After the United Nations’ top court issued its advisory opinion last July, the General Assembly on Wednesday endorsed the court’s central message: countries that fail to protect the planet from climate change are violating international law, according to the International Court of Justice. The vote came despite recent diplomatic efforts by the United States to prevent the measure from moving forward, and it underscored the split between many states pressing for stronger climate action and a handful of major emitters voting against.
The nonbinding resolution adopted by the 193-member world body backed “strong action” to limit global warming, endorsing the International Court of Justice opinion and framing climate protection as a legal and policy responsibility. The measure passed 141-8 with 28 abstentions, with the United States among those opposing it, along with Russia, Iran and Saudi Arabia.
U.N. Secretary-General António Guterres welcomed the General Assembly’s decision in a statement, saying: “The world’s highest court has spoken. Today, the General Assembly has answered,” and adding that the outcome was “a powerful affirmation of international law, climate justice, science, and the responsibility of states to protect people from the escalating climate crisis.” The vote also reflected how the General Assembly has been wrestling with the question of how international legal duties should apply to climate harm.
The text includes specific policy calls. It urges countries to adopt national climate action plans to keep temperature rise below 1.5 degrees Celsius, phase out subsidies for fossil fuel exploration, production and exploitation, and provide what it calls “full reparation” for damage by states that are in violation of the court’s framing of legal obligations.
The resolution’s backing of the court opinion also came against the backdrop of the Paris climate agreement’s 1.5-degree goal, a benchmark tied to limits on warming since the mid-1800s. The Associated Press report said the resolution’s language was shaped by ongoing negotiations, including changes made to broaden support after earlier drafts drew in stronger court-backed terms.
According to the Associated Press report, the resolution initially included stronger language referencing the advisory opinion’s call for establishing an “International Register of Damage” to record evidence and claims, but that language was removed after nearly a dozen consultations. The change aimed to increase the chances that the measure would win enough support in the General Assembly.
The push for the resolution faced opposition from Washington. The Associated Press reported in February that the Trump administration had been urging other nations to press Vanuatu—the draft’s original sponsor—to withdraw the measure. The report said the State Department had instructed U.S. embassies and consulates that it “strongly objects” to the proposal and that adoption “could pose a major threat to U.S. industry.”
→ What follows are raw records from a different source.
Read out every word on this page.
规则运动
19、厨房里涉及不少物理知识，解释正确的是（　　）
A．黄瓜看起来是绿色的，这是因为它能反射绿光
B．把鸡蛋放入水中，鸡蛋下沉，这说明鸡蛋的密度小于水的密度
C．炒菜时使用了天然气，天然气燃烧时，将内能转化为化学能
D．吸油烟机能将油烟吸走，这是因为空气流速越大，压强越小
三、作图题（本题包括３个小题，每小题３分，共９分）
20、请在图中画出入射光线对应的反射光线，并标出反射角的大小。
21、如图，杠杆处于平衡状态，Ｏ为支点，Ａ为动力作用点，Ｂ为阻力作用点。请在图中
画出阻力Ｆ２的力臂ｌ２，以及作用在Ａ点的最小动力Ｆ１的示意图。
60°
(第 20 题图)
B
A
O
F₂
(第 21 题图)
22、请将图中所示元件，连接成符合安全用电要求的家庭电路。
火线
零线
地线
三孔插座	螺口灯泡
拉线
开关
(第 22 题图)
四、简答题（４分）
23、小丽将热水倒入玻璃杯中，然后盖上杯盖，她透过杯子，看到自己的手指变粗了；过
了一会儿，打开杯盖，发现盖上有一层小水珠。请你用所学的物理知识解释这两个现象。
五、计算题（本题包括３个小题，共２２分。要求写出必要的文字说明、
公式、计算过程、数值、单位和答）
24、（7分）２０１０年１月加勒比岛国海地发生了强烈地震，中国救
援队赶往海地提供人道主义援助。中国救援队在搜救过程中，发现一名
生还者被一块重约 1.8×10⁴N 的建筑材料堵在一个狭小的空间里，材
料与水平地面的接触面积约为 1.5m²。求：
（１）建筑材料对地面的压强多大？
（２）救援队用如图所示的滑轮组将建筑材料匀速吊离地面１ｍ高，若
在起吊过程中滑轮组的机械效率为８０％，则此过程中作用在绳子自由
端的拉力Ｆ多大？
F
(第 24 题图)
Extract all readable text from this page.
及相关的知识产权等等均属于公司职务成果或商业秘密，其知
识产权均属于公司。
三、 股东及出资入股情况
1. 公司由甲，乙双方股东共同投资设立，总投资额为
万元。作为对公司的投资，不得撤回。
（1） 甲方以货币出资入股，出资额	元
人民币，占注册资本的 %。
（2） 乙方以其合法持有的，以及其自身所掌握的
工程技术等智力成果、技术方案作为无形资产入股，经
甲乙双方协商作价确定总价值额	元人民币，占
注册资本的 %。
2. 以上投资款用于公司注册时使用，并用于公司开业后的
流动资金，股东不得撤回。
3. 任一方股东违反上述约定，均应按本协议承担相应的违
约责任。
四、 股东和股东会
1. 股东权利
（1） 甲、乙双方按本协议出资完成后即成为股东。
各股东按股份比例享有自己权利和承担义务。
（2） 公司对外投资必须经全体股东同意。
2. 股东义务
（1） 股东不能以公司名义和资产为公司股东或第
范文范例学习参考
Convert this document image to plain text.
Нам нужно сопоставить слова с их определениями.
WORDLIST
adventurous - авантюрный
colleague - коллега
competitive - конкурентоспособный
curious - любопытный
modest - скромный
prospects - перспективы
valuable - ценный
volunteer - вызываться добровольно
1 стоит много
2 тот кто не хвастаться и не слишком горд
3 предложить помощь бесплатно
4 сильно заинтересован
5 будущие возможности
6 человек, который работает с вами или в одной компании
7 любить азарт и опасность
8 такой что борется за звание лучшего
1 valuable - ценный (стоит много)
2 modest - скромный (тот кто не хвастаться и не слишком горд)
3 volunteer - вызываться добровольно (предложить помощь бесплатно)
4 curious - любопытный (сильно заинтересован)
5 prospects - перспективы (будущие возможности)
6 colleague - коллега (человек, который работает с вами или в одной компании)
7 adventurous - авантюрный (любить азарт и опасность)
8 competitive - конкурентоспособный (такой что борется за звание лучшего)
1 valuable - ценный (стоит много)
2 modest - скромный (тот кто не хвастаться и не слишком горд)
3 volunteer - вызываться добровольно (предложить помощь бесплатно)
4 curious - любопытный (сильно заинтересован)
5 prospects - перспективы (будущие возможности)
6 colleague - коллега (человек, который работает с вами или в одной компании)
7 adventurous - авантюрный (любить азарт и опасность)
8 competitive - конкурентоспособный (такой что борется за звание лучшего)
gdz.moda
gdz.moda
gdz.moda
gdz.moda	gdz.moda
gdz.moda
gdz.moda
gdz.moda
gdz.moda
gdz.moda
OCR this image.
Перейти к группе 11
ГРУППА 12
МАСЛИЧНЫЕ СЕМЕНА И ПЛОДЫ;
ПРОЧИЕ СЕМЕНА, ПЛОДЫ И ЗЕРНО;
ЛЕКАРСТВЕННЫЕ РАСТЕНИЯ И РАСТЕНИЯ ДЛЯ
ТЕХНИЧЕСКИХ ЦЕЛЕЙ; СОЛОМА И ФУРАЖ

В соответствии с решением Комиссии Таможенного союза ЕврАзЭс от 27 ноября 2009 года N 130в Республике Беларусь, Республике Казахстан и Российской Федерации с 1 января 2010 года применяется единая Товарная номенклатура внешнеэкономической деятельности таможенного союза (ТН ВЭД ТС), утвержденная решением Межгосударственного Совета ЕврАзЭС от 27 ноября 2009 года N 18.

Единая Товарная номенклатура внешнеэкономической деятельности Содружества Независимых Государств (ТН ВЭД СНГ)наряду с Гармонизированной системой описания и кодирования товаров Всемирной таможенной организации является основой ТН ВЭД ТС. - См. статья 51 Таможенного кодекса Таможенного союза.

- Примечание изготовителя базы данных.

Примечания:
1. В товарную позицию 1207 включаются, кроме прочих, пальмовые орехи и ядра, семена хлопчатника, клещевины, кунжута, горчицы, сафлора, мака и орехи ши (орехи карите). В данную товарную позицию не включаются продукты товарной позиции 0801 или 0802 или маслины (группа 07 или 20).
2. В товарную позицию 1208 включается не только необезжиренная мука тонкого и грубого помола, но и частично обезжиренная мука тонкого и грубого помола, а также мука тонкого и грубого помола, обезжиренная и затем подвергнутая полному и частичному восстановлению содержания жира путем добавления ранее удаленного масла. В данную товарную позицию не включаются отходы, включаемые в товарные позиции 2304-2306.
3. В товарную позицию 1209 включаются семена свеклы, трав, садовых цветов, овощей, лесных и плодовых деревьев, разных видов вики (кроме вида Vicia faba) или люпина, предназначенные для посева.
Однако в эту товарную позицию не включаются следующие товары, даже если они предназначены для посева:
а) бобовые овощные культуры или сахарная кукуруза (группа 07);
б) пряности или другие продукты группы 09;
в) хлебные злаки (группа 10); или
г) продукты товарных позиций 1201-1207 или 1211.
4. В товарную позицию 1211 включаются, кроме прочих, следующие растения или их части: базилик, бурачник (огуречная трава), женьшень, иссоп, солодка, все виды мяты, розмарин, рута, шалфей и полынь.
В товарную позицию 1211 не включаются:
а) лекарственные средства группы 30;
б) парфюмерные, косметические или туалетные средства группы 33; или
During the Wednesday debate, Tammy Bruce, the deputy U.S. ambassador to the United Nations, reiterated U.S. objections, telling the assembly that the resolution was “highly problematic” and that Washington maintained legal and policy concerns despite changes to the text. Bruce said: “The resolution includes inappropriate political demands relating to fossil fuels and on other climate topics,” according to the Associated Press report.
Representatives of Vanuatu and other island nations argued that international backing of the court’s opinion mattered for their survival as climate impacts intensify. Odo Tevi, the Vanuatu ambassador to the United Nations, said before the vote that nations should be “honest with one another about why this matters,” adding: “It matters because the harm is real and it is already here, along our islands and coastlines, for communities facing drought and failed harvests.” He also said: “The states and peoples bearing the heaviest burden are very often those who contributed least to the problem.”
The General Assembly’s action followed years of frustration among Pacific countries that say they are watching parts of their homelands disappear. The Associated Press report pointed to Tuvalu, where more than a third of the population has applied for a climate migration visa to Australia, and to Nauru, where the government has begun selling passports to wealthy foreigners as revenue for possible relocation efforts.
The vote also drew support from human rights groups that tied the court opinion to broader rights obligations. Louis Charbonneau, director of Human Rights Watch at the United Nations, said in a statement that endorsing the court ruling “reaffirmed the global commitment to protect human rights,” and that it did so “despite efforts by the U.S. and other oil-producing states to stifle attempts to combat climate change.”